Sokrates yüzyıllar öncesinden “Sorgulanmayan hayat yaşanmaya değmez” derken, yalnızca bireysel hayatı değil, eğitimi de kastediyordu. Eğitimde de “neden” ve “nasıl bir insan yetiştirmeliyiz?” sorularını sormadan gerçek öğrenmeye, dönüşüme ulaşamayız. Benim hedefim, Sokrates gibi, “Eğitimde at sineği” olarak sorunlara pozitif bir dokunuş yapmaktır. Çünkü bazı gerçekler, ancak rahatsız edilince fark edilir. Uyuyanı uyandırmak kolaydır; asıl zor olan, uyanık olduğu hâlde uyuyormuş gibi yapanı harekete geçirmektir.
Eğitim tarihimizin öncülerinden Hasan Âli Yücel’in hukuk fakültesindeyken yaşadığı bir olay, buna en güzel örnektir. Ünlü profesörlerinden biri “Okuduğunuzu anladınız mı?” diye sorar. Yücel, dürüstçe “Üç kez okudum ama anlamadım” der.

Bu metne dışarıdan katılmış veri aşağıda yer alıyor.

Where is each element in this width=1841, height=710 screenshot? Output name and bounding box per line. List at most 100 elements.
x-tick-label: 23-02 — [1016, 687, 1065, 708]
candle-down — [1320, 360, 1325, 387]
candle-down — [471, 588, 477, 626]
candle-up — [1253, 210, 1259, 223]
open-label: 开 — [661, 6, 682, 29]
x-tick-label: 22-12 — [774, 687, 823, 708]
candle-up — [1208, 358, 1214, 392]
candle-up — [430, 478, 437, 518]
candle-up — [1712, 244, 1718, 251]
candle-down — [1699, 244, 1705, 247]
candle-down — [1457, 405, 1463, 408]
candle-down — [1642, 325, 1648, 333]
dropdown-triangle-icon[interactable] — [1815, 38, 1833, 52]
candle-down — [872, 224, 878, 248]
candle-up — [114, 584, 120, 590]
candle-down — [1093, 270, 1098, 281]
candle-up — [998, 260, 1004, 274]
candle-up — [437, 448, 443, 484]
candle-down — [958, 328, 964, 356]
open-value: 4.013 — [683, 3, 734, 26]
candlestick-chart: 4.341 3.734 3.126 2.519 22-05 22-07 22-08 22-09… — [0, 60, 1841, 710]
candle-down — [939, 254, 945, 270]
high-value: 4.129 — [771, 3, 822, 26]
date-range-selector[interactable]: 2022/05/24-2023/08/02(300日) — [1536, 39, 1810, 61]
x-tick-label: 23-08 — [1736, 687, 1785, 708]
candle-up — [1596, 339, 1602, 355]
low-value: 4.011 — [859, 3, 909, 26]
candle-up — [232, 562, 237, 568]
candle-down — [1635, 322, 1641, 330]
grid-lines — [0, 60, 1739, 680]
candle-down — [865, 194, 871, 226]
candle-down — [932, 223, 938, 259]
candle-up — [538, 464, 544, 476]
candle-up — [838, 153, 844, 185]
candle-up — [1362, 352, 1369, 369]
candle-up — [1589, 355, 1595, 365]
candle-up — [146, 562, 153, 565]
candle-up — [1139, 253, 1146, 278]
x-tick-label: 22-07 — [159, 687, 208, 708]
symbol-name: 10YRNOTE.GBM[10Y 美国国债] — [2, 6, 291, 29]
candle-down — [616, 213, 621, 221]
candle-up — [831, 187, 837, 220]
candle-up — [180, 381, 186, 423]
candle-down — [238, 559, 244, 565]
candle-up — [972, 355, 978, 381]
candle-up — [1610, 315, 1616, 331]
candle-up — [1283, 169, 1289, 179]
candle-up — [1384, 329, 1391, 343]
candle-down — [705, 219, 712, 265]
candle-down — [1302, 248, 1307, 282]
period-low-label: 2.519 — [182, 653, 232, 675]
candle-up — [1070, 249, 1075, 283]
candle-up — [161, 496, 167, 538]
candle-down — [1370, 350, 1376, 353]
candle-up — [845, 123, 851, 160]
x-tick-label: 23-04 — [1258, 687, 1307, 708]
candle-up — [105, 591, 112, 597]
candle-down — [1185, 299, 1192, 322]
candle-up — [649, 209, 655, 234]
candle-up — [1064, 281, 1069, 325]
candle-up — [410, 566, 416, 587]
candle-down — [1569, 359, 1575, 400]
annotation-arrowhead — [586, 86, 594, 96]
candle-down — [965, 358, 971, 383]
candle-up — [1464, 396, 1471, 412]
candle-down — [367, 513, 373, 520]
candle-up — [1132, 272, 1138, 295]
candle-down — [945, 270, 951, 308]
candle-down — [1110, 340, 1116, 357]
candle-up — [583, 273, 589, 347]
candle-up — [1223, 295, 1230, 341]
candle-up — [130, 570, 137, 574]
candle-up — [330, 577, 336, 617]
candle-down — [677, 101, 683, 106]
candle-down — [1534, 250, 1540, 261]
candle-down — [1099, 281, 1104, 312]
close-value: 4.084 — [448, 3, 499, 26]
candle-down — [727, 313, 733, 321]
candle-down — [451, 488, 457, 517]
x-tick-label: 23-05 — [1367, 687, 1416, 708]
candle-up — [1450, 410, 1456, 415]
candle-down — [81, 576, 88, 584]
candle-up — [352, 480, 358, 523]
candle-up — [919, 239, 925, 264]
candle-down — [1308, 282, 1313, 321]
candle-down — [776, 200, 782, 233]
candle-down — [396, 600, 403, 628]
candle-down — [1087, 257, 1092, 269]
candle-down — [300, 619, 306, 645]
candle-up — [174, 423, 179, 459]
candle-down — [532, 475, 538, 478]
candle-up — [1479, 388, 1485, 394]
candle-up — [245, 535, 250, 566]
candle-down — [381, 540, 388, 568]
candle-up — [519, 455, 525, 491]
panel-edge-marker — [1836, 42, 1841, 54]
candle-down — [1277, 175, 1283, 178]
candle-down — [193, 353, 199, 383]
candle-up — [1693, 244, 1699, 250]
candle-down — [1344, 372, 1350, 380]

Hoca ise alaycı bir ifadeyle “Anlayacaksın…” diye geçiştirir. Hasan Âli, “Siz ünlü bir profesörsünüz; ben anlamadım diye sordum, anlatmak sizin görevinizdir” diyerek karşılık verir. Bu olay onun içindeki eğitim ateşini yakar. Hukuk fakültesini bırakır; bilginin yalnızca okunarak değil, anlaşılır hâle getirilerek aktarılması gerektiğine inanır.
Atatürk’ün aydınlanma devrimini, Hasan Âli Yücel ve İsmail Hakkı Tonguç’un açtığı yolda yeniden hatırlamalıyız. Yerli, milli ve paydaş odaklı bir eğitim anlayışını, küllerin altındaki kıvılcımı yeniden alevlendirecek şekilde inşa etmeliyiz. Bu yüzden bakanından yöneticisine, öğretmeninden velisine, tüm eğitim paydaşlarına “eğitimde at sineği” olarak dokunmaya kararlıyım.
“Peki neden at sineği?” diye soranlara cevabım net: Çünkü Sokrates’in toplumun uyuşmuş yapısını sorgulayan, rahatsız eden, düşünmeye zorlayan tavrı bana ilham verdi. Ülkemdeki eğitim sorunlarını sıradan bir dille değil; düşündürücü ve çarpıcı bir üslupla anlatmak istedim.
Eğitimde At Sineği Olmak! fikrimi çok sayıda dostumla paylaştım. Çoğu, daha sempatik bir başlık önerisinde bulunurken, Artvin Öğretmen Okulu mezunu değerli yazar Murat Tuncel’in gülümseyerek, “Harika olmuş!” demesi her şeyin özeti gibiydi. O gülümseme, tam da benim hayalimle birebir örtüşüyordu. Diğer dostlarımın iyi niyetli uyarılarına elbette değer veriyordum, ancak kurduğum bu hayalden vazgeçmeye niyetim yoktu.
İyi insan, iyi yurttaş olmak yetmez. Güçlü bir toplum ve sağlam bir devlet için vicdanla aklı, hukukla adaleti buluşturmalıyız. Yasalar vicdanı yaralıyorsa, aklın rehberliğinde toplumun vicdanını uyandırmak, hepimizin ortak sorumluluğudur. Eğitimde de ezberi kırmalı, merakı çoğaltmalı, eğitimi yeniden hayatın merkezine yerleştirmeliyiz.
Eğitimde tanık olduğum sorunları ve bunlara dair çözüm önerilerimi kaleme almaktaki amacım, deneyimlerimi mezara götürmek değil; eğitimde umuda ihtiyaç duyan öğretmenlere ve çocuklara nefes olmak, yollarına yoldaşlık etmektir. Eğitimde yaşanan sorunları yalnızca eleştirmek için değil, çözüm sunmak için yapıyorum. Uykuları bölmek için değil; uyanışa eşlik etmek için… Balık verip gitmek yerine, birlikte balık tutmayı öğrenmektir. Çünkü eğitim, ancak birlikte yürürsek gerçek anlamına kavuşur.